À quoi ressemblaient les conditions de vie à bord, durant ces trois semaines ?
Le plus dur était le bruit du moteur, assourdissant en permanence, sans interruption, ça nous grignotait l’esprit. Le moteur fonctionnait jour et nuit, sinon nous n’avions pas d’électricité. C’était tellement bruyant que cela rendait les conversations difficiles lors des repas. On a aussi découvert la violence des orages, des pluies diluviennes accompagnées d’un vent très puissant qui nous obligeaient à fermer le bateau avec des bâches, rentrer en urgence tout le matériel et mettre le bateau à l’abri.

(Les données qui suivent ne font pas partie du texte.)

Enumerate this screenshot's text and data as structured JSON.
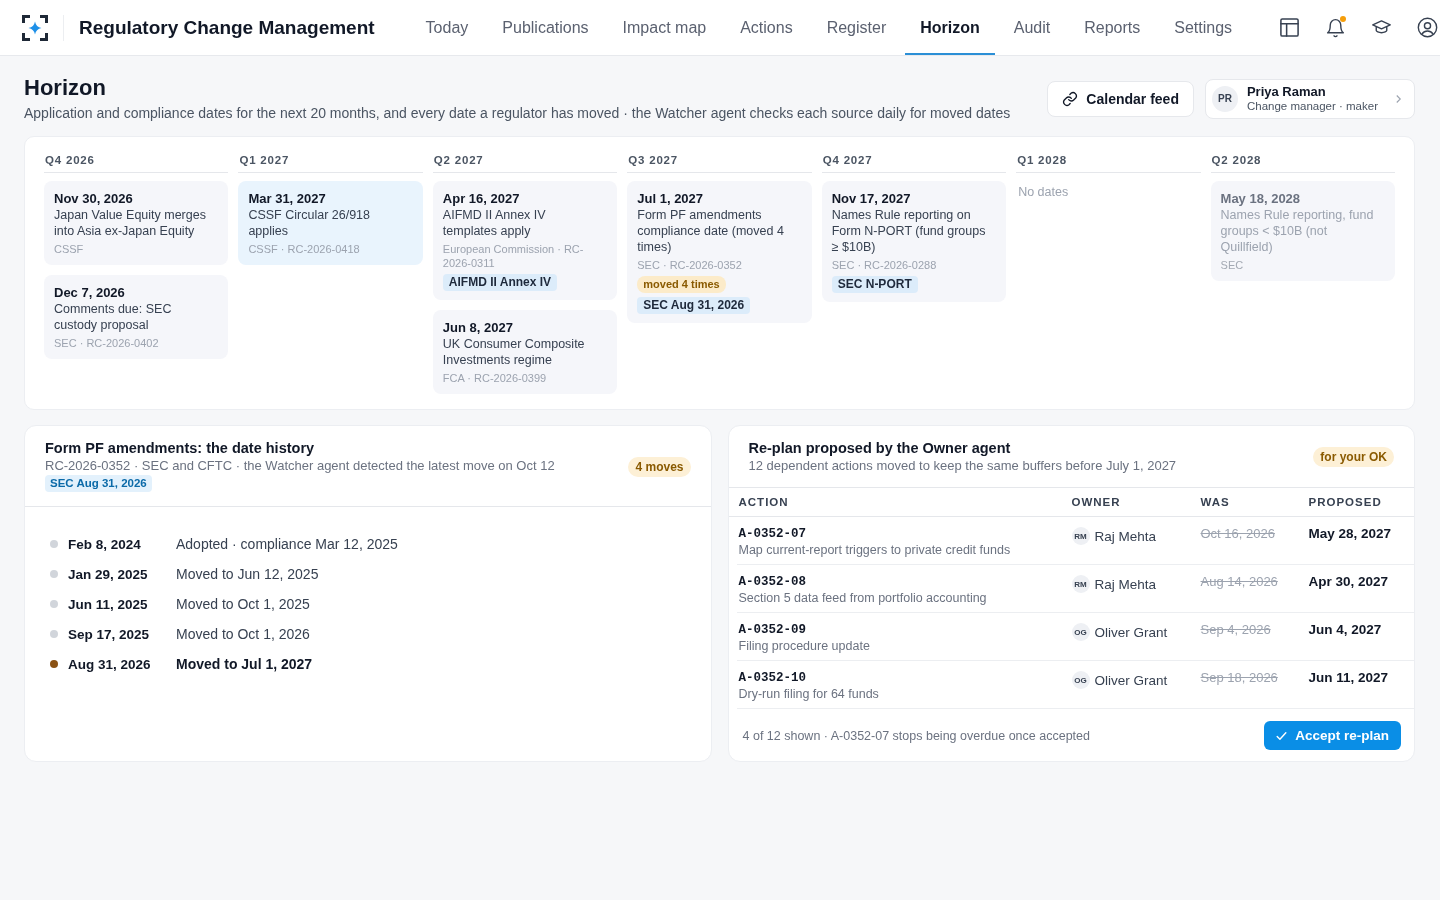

Mais nous avions un rythme très réglé, qui nous maintenait dans une espèce de cocon : levés à 5 heures tous les matins, couchés à 21 h 30 ou 22 heures le soir, et au milieu, des séances de carottage aux résultats extrêmement variables d’un jour à l’autre et des acquisitions en continu de relevés bathymétriques qui donnent une image du relief sous l’eau, et de profils sismiques.
Est-il compliqué de gérer le collectif, confinés ainsi dans un espace réduit ?
Sur le bateau, nous étions en tout 7 scientifiques et 2 invitées : Céline Desmoulière, architecte paysagiste et carnettiste, qui a croqué la mission dans un carnet d’aquarelles, et Laurence Monroe, documentariste, venue filmer l’expédition. Il y avait bien sûr aussi le commandant et cinq membres d’équipage.
« Une fois, nous nous sommes retrouvés face à une église sortie de nulle part »
Il y a eu entre nous une communion vraiment fantastique. On montait à l’étage supérieur, loin du bruit de la cale, pour discuter et travailler sur les ordinateurs. On a même réussi deux fois à danser et chanter sur le pont le soir ; c’étaient des moments de folie, très précieux. Il y avait des gens de cultures très différentes à bord. Ce sont des occasions uniques de se confronter à une réelle altérité, lors de relations éphémères mais intenses, de pure humanité, dans ces conditions d’expédition. C’est ce qui me passionne, autant que la science, dans ces missions. On discute de tout ensemble, beaucoup de nourriture et de cuisine en général ! Ces moments de convivialité sont très importants pour le moral au long cours. Même entre chercheurs, il y avait des cultures scientifiques très différentes, entre ceux qui travaillaient sur les sédiments, sur l’ADN des poissons, sur la pollution liée aux particules microplastiques, etc. Il a fallu s’apprivoiser pas à pas pour apprendre à parler le même langage, loin de nos jargons respectifs.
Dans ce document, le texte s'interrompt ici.